Render a tabular display of SQL query results or iterable dictionaries using PrettyTable.

Parameters:
  • table (Union[SQLResponse, Iterable[Dict]]) – The table data to display. Can be a SQLResponse object (from a database query) or any iterable of dictionaries (e.g., list of dicts).

  • schema (Optional[List[str]], optional) – List of column names to use as the table schema. If not provided, the schema is inferred from the SQLResponse or from the first row of the iterable.

  • max_rows (int, optional) – Maximum number of rows to display (including the last row and an ellipsis row if truncated). If the table has more than max_rows + 1 rows, the output will show the first max_rows-1 rows, an ellipsis row, and the last row. Defaults to 64.

  • max_width (int, optional) – Maximum width for each column in the output table. Defaults to 64.
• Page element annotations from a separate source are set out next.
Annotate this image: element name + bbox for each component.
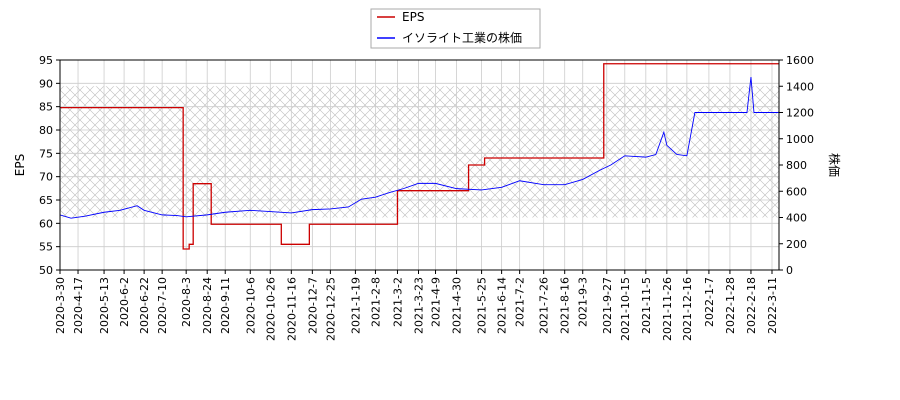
x-tick-label: 2020-12-25: [324, 277, 337, 341]
shaded-band: [60, 86, 779, 218]
x-tick-label: 2021-12-16: [681, 277, 694, 341]
left-tick-label: 55: [39, 241, 53, 254]
x-tick-label: 2021-11-5: [640, 277, 653, 334]
right-tick-label: 200: [786, 238, 807, 251]
right-tick-label: 0: [786, 264, 793, 277]
legend-box: [370, 8, 541, 49]
price-series-line: [60, 77, 779, 219]
eps-series-line: [60, 63, 779, 250]
x-tick-label: 2021-6-14: [496, 277, 509, 334]
x-tick-label: 2021-8-16: [559, 277, 572, 334]
x-axis: 2020-3-30 2020-4-17 2020-5-13 2020-6-2 2020-…: [54, 270, 779, 341]
x-tick-label: 2020-5-13: [98, 277, 111, 334]
left-tick-label: 85: [39, 101, 53, 114]
x-tick-label: 2022-1-7: [703, 277, 716, 327]
x-tick-label: 2020-3-30: [54, 277, 67, 334]
x-tick-label: 2021-5-25: [476, 277, 489, 334]
x-tick-label: 2020-10-6: [244, 277, 257, 334]
x-tick-label: 2020-10-26: [264, 277, 277, 341]
left-tick-label: 60: [39, 217, 53, 230]
left-tick-label: 75: [39, 147, 53, 160]
x-tick-label: 2021-4-30: [451, 277, 464, 334]
x-tick-label: 2021-9-27: [601, 277, 614, 334]
right-tick-label: 600: [786, 185, 807, 198]
x-tick-label: 2020-6-2: [118, 277, 131, 327]
right-tick-label: 1200: [786, 107, 814, 120]
left-tick-label: 95: [39, 54, 53, 67]
x-tick-label: 2021-7-2: [514, 277, 527, 327]
x-tick-label: 2020-9-11: [219, 277, 232, 334]
x-tick-label: 2022-1-28: [724, 277, 737, 334]
x-tick-label: 2020-7-10: [156, 277, 169, 334]
x-tick-label: 2020-12-7: [306, 277, 319, 334]
right-tick-label: 1600: [786, 54, 814, 67]
x-tick-label: 2021-10-15: [619, 277, 632, 341]
x-tick-label: 2021-1-19: [349, 277, 362, 334]
right-axis: 0 200 400 600 800 1000 1200 1400 1600: [779, 54, 814, 277]
left-axis-title: EPS: [13, 154, 27, 176]
x-tick-label: 2022-3-11: [766, 277, 779, 334]
legend: EPS イソライト工業の株価: [370, 8, 541, 49]
x-tick-label: 2020-11-16: [285, 277, 298, 341]
left-tick-label: 80: [39, 124, 53, 137]
series-group: [60, 63, 779, 250]
x-tick-label: 2021-4-9: [430, 277, 443, 327]
legend-price-label: イソライト工業の株価: [402, 30, 522, 45]
left-tick-label: 65: [39, 194, 53, 207]
left-tick-label: 90: [39, 77, 53, 90]
x-tick-label: 2020-4-17: [72, 277, 85, 334]
x-tick-label: 2020-6-22: [138, 277, 151, 334]
x-tick-label: 2021-3-23: [412, 277, 425, 334]
right-tick-label: 800: [786, 159, 807, 172]
x-tick-label: 2020-8-3: [180, 277, 193, 327]
x-tick-label: 2021-2-8: [369, 277, 382, 327]
x-tick-label: 2022-2-18: [745, 277, 758, 334]
left-axis: 50 55 60 65 70 75 80 85 90 95: [39, 54, 60, 277]
x-tick-label: 2021-7-26: [538, 277, 551, 334]
left-tick-label: 70: [39, 171, 53, 184]
right-tick-label: 400: [786, 212, 807, 225]
left-tick-label: 50: [39, 264, 53, 277]
x-tick-label: 2021-11-26: [661, 277, 674, 341]
x-tick-label: 2021-3-2: [391, 277, 404, 327]
right-tick-label: 1400: [786, 80, 814, 93]
legend-eps-label: EPS: [402, 10, 424, 24]
right-tick-label: 1000: [786, 133, 814, 146]
x-tick-label: 2021-9-3: [577, 277, 590, 327]
right-axis-title: 株価: [827, 153, 842, 177]
x-tick-label: 2020-8-24: [201, 277, 214, 334]
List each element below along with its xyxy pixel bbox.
  • style (Literal["DEFAULT", "MARKDOWN", "PLAIN_COLUMNS", "MSWORD_FRIENDLY", "ORGMODE", "SINGLE_BORDER", "DOUBLE_BORDER", "RANDOM"], optional) – The style to use for the table (supported by PrettyTable). Defaults to “DEFAULT”.

  • **kwargs – Additional keyword arguments passed to PrettyTable.

Returns:

A string representation of the formatted table, including the number of rows in total.

Return type:

str

Raises:

ValueError – If the provided table rows do not match the schema in length.